In a step forward towards conservation, two Indian turtle species — the red-crowned roofed turtles (Batagur kachuga) and Leith’s soft-shell turtle (Nilssonia leithii) — have been added to list of threatened species.

* Red-crowned roofed turtle is native to India, Nepal and Bangladesh and known to be widely found in the Ganga and Brahmaputra river basins, according to the Wildlife Institute of India (WII). At present in India, the National Chambal River Gharial Sanctuary is the only geographic area where the species is found in substantial numbers.

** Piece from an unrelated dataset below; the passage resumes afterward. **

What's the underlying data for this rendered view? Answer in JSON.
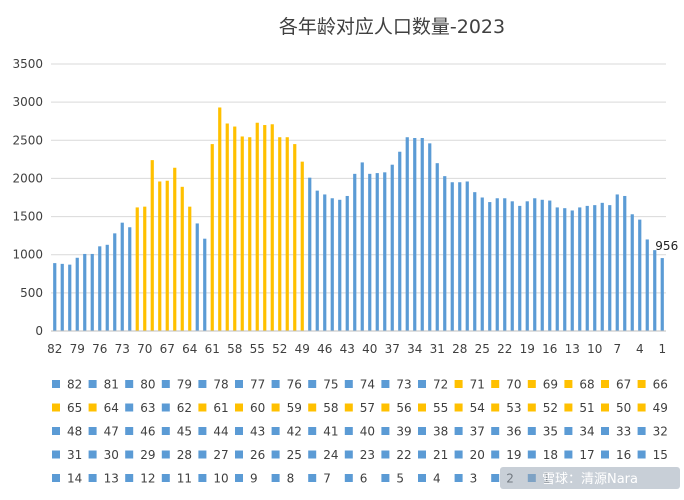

Leith’s soft-shell turtle inhabits rivers and reservoirs mainly in southern peninsular India, in states like Odisha, Madhya Pradesh, Karnataka, Andhra Pradesh, Kerala, Maharashtra and Tamil Nadu. Its presence is substantial in the Cauvery, Tungabhadra, Ghataprabha, Bhavani, Godavari and Moyar drainages.

Although some of these species are found in protected areas, their habitat is under threat.

Major threats for these turtles and other species are:- 1) increasing loss of habitat due to pollution and 2) unchecked urbanisation. 3) Other reasons for habitat loss include- a) water extraction and b) irrigation, leading to irregular flow of upstream dams and reservoirs.
4) Sand mining and agriculture activities along the Ganga are significantly affecting the sandbars, which are safe nesting areas for the species.
5) Besides, drowning due to illegal fishing nets, poaching and illegal trade further threaten their existence.

The male turtle is beautiful and is in high demand in the domestic and international markets, for Pet trade. The male species is estimated to be sold at 2,000 euros in the international market.

Leith’s soft-shell turtle is endemic to India. There are four species under the genus nilsonia and they are extensively sought in international illegal trade for its high demand in traditional Chinese medicine and soup delicacy.